Menurutnya sejarah (masa lalu) itu tidak ada karena tidak dapat dikonfirmasi
kebenarannya sebab sifatnya yang begitu subjektif dan reduktif. Juga tentang
moralitas. Katanya, semua konsep moral itu cacat dan lemah. Moral agama
misalnya, disebut sebagai moral budak. Saya lupa apa yang dimaksud dengan moral
budak versinya. Tapi intinya seperti itu.
Tidak
hanya moral agama, konsep moral yang dipahami oleh orang-orang humanis sekuler
juga lemah karena –menurutnya- orang-orang humanis memiliki logika terbalik
mengenai hukum sebab-akibat. Orang-orang humanis melakukan sebuah tindakan
karena mereka merasa perbuatan tersebut adalah baik dan ada manfaatnya. Padahal
perbuatan itu tidak bisa dinilai baik buruknya sebelum dilakukan dan diketahui akibatnya. Tindakan menolong misalnya, selama belum diketahui akibatnya
akan selalu dikategorikan sebagai tindakan netral. Pun Nabi Khidir yang
membunuh orang tidak dapat dikategorikan sebagai tindakan buruk sebelum diketahui
akibatnya, ucapnya dalam sebuah kesempatan.
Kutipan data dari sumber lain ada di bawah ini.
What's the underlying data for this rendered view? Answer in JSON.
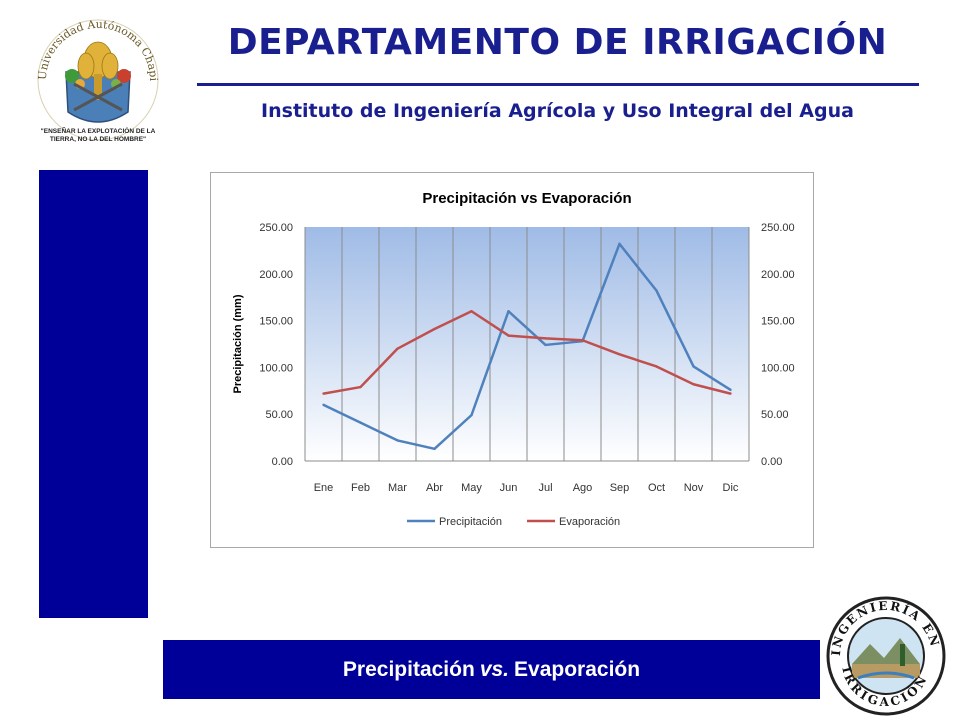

Begitulah kira-kira. Saya belum
berani menilai apakah dia benar atau salah, baik atau benar tapi yang pasti Saya
bersyukur sekali bisa bertemu dengannya. Entah akan bagaimana jadinya jika saya
tidak punya teman diskusi. Otak dan ilmu akan membeku dimakan rayap-rayap
sejarah.
Terakhir,
Saya ingin menceritakan sebagian kebiasaan sehari-hari di sini yang berkaitan
dengan penggunaan bahasa Inggris. Perlu dipahami bahwa kebiasaan di sini
bersifat heterogen. Jangan dikira semuanya aktif berkomunikasi menggunakan
bahasa Inggris. Tidak semua lembaga kursus di sini strict. Ada juga yang longgar, termasuk di Elfast. Bahkan dalam
beberapa bagian, kelonggaran Elfast merembet di bagian ketidakprofesionalannya
dalam mengatur waktu. Tutor yang mengajar di kelas saya (3 orang) selalu masuk
kelas tidak tepat waktu, tapi anehnya kalau selesai (keluar) hampir selalu
tepat waktu.
Dalam
sehari Saya masuk kelas sebanyak lima kali yang dimulai jam setengah enam pagi
dan baru berakhir jam setengah enam sore. Itu di Elfast. Di lembaga kursus lain
seperti TEST, mereka lebih gokil lagi karena kelas awal dimulai dari jam lima
pagi (subuh di sini sekitar jam empat) dan berakhir sekitar setengah sepuluh malam. Di
sana mereka harus berbicara full english,
kalau melanggar, harus siap menerima punishmentnya.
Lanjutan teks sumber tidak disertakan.